Amanda Gannon of Adventurotica described Whispers in Darkness as “a rock-solid anthology,” and has written an in-depth review. Here’s what she said about my story:
No description of this story’s particulars can convey its appeal. It is definitely the odd story out; it’s a college story, and the setting and voice are more frankly modern than any of the others. It’s also a sweet story, not horrific at all. And it’s extremely hot.

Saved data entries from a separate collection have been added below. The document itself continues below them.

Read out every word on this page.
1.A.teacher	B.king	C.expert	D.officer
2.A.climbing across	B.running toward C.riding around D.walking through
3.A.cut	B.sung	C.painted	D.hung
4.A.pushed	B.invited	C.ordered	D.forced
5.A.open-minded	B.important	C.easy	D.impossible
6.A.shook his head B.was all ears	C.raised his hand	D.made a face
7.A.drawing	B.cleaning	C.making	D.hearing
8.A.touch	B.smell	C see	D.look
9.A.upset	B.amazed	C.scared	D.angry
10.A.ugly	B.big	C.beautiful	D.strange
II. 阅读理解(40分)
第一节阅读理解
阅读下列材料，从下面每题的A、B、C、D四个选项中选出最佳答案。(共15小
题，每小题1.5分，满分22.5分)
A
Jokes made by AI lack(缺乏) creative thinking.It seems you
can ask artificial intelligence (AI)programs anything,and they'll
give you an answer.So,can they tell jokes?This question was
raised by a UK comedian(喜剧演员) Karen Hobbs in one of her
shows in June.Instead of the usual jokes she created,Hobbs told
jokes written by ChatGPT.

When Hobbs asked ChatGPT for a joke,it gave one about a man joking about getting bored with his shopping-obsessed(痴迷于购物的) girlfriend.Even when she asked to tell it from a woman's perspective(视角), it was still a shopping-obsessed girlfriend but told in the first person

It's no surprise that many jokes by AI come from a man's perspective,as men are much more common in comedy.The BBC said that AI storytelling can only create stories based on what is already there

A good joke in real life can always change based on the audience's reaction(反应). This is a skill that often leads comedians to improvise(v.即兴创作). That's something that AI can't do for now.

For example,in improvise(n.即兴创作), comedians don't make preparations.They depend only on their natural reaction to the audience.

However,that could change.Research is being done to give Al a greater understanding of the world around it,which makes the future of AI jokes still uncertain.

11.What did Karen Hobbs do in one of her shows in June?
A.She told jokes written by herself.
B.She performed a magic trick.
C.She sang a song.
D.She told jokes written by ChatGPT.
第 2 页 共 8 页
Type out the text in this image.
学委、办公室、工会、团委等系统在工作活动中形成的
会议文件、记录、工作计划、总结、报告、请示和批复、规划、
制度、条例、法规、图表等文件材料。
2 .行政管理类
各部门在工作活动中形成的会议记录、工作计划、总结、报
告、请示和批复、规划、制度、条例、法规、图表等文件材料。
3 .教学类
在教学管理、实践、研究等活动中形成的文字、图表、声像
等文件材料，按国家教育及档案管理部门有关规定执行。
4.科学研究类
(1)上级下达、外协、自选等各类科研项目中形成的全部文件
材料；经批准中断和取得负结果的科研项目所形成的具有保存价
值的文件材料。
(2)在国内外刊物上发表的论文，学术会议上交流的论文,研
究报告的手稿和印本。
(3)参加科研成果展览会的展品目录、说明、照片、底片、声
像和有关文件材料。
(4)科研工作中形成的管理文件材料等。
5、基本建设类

It’s a beautiful exploration of the vulnerability of revealing yourself to another person – how we are all to some degree alien to ourselves and each other. It’s odd that a Lovecraftian erotica story should be touching, but it really was; terrible secrets, if shared, can lead to great intimacy. And, apparently, mind-blowing tentacle sex. The attention to detail in the sex scene is first-rate. It feels real, and if it doesn’t make you at least a little envious, I will mail you a dollar.
The author took a risk submitting a story that is not meant to be horrifying, and the editor took a chance including it. I am so glad they did, and enjoyed the pleasant surprise.

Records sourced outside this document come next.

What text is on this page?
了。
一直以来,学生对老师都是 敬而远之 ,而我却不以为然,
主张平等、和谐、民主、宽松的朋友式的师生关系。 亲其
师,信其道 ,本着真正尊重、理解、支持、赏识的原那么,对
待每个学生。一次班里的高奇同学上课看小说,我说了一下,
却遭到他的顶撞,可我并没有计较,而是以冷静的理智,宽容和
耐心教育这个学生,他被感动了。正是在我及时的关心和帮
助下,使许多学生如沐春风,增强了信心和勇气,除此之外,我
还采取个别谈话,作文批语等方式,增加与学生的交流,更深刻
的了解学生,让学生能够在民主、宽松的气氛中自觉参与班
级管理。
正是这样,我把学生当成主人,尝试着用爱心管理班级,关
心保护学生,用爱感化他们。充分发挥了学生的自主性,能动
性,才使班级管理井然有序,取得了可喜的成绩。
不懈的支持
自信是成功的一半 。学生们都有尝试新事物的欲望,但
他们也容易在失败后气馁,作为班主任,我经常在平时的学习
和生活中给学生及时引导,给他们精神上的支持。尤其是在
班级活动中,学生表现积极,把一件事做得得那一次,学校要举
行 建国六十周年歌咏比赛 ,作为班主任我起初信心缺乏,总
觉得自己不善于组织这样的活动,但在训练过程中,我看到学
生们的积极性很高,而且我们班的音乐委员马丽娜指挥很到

AncientHistory at Yog-Sothoth also wrote a review, saying of my story:
Short but brilliant, set in the modern day and reads like National Lampoon’s sequel to The Dreams in the Witch House. Actually, this is probably the only story of the bunch I would love to see a sequel to, since the eponymous Laundromat is never visited directly in the story. Reeve’s dialogue and college-think is clever and fun to read, and refreshingly honest for the brand of horny college student we all wish we’d run into. The phrase “Arkham-bad” has now entered my personal lexicon.
One of the other authors in the anthology, Annabeth Leong, described “The Dreams in the Laundromat” as “the sweetest, most romantic tentacle sex story I’ve ever read.” (She includes a nice, lengthy excerpt from her story, “The Artist’s Retreat,” in that post which is well worth checking out, by the way – I love the way she echoes Lovecraft’s writing style, and you can see a lot of that in the segment she’s chosen.)
I’m glad to see that what I was aiming at with “The Dreams in the Laundromat” – weird, sexy, sweet (and more than a little goofy) – seems to have hit the mark with more than one reader. And I’m not gonna lie…the idea of writing a continuation of “The Dreams in the Laundromat” has occurred to me. We’ll see!